文月路愛先生

「起きてください。武藤くん」

「ん……」


ぺちぺちと。

頬を叩かれる感触で、俺は目を覚ました。


ここは……。どこだ?

そして、この、頭に感じる、柔らかい感触は一体なんだろう。

ちょっと触ってみよう……。えいっ。


「……変態」

「ぶふぅっ」


いきなり、誰かに頬を摘ままれた。

ふくれっ面をした、文月路愛ふみつきろあ先生が、俺を見降ろしている。


そうか……。俺は、文月先生の太ももを枕にして、眠っていたらしい。


……待てよ? そういえば俺。


「ふ、文月先生! 大変なんだ! 犀川が!」

「うるさいなぁ。私ならここにいる」


顔を上げると、少し離れた位置に、犀川がいた。

呆れたように、ため息をついている。


そして、犀川の前には……。アクリルのボードのようなものが、立てられていた。


「どうですか? 武藤くん。

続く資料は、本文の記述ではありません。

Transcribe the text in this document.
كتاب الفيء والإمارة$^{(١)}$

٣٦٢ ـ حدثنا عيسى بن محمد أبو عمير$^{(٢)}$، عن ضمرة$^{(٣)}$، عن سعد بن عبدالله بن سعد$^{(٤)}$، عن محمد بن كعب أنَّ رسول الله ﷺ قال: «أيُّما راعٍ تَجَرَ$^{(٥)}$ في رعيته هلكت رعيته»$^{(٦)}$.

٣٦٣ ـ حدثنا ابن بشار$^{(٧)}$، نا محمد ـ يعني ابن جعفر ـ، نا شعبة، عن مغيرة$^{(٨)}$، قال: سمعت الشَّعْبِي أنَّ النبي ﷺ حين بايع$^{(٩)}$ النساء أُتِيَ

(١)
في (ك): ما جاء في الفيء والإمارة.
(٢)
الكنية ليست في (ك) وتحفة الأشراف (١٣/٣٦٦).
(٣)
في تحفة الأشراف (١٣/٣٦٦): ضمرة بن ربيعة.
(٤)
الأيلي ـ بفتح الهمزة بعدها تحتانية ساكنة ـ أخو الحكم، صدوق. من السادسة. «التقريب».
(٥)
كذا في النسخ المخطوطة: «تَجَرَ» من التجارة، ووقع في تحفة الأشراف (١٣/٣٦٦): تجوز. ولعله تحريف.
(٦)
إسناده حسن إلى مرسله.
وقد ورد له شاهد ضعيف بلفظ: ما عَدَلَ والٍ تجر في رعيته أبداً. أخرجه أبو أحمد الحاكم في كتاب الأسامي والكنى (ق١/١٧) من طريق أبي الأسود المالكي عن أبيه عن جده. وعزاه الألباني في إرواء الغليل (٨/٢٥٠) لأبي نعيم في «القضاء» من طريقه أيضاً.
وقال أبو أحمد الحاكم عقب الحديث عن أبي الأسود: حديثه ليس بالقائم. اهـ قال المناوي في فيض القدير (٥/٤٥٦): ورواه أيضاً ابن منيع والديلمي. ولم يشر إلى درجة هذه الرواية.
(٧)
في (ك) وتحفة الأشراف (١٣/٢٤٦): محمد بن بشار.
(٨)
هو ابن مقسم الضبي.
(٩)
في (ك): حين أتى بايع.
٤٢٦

犀川さん、もうエロくないでしょ?」


どんな質問だ……。

そう思ったが、確かに犀川を見ても、さっきよりは、エロいと感じない。

いや、胸はでかいままだし、少し頬が赤くなっている感じとか、すごく魅力的だなぁなんて思うけど……。


それは単純に、異性に対する一般的な感情だと思う。


つまり、魔物症候群の効果が、抑えられている状態だ。


「犀川さんが、気を失う前の武藤くんの発言をヒントにして……。ここ、オカルト研究部の部室まで、運んできてくれたんですよ」

「なるほど……。ありがとう。犀川」


犀川は答える代わりに、髪をたなびかせ、小さく息を吐いた。


「あぁそうか……。あのボードのおかげで、犀川をちゃんと見ることができるんですね」

「そうですよ。彼女は……。どうやら、異性を魅了する能力を得てしまったようです」

「間違いないですよ。だって、手を繋いだだけで、心臓がドキッとして、気を失ったわけですから」

「まだ力が制御できてないからでしょうね。彼女が自転車通学で良かった。もし電車通学だったら……。学校に来る前に、うっかり男性に触れてしまって、パニック状態に陥っていたかもしれませんからね」

「そうそう。だから先生。すぐにそれに気が付いた俺。どうですか? 結構なお手柄だと思いません?」

「そうですね。武藤くんは、よく頑張ってくれました」

「ですよね? だから先生。頭を撫でて、褒めてくれてもいいんですよ?」

「バカなことを言わないでください」

「ねぇ」


犀川が冷たい声色で、呼びかけてきた。


「そろそろ説明してくれない? 私はどうなっちゃったの?」


犀川が、不安そうな表情をしている。

……頭なんて、撫でてもらってる場合じゃないな。


「それじゃあ。私が説明しましょうか」


文月先生が立ち上がり、ホワイトボードを持ってきた。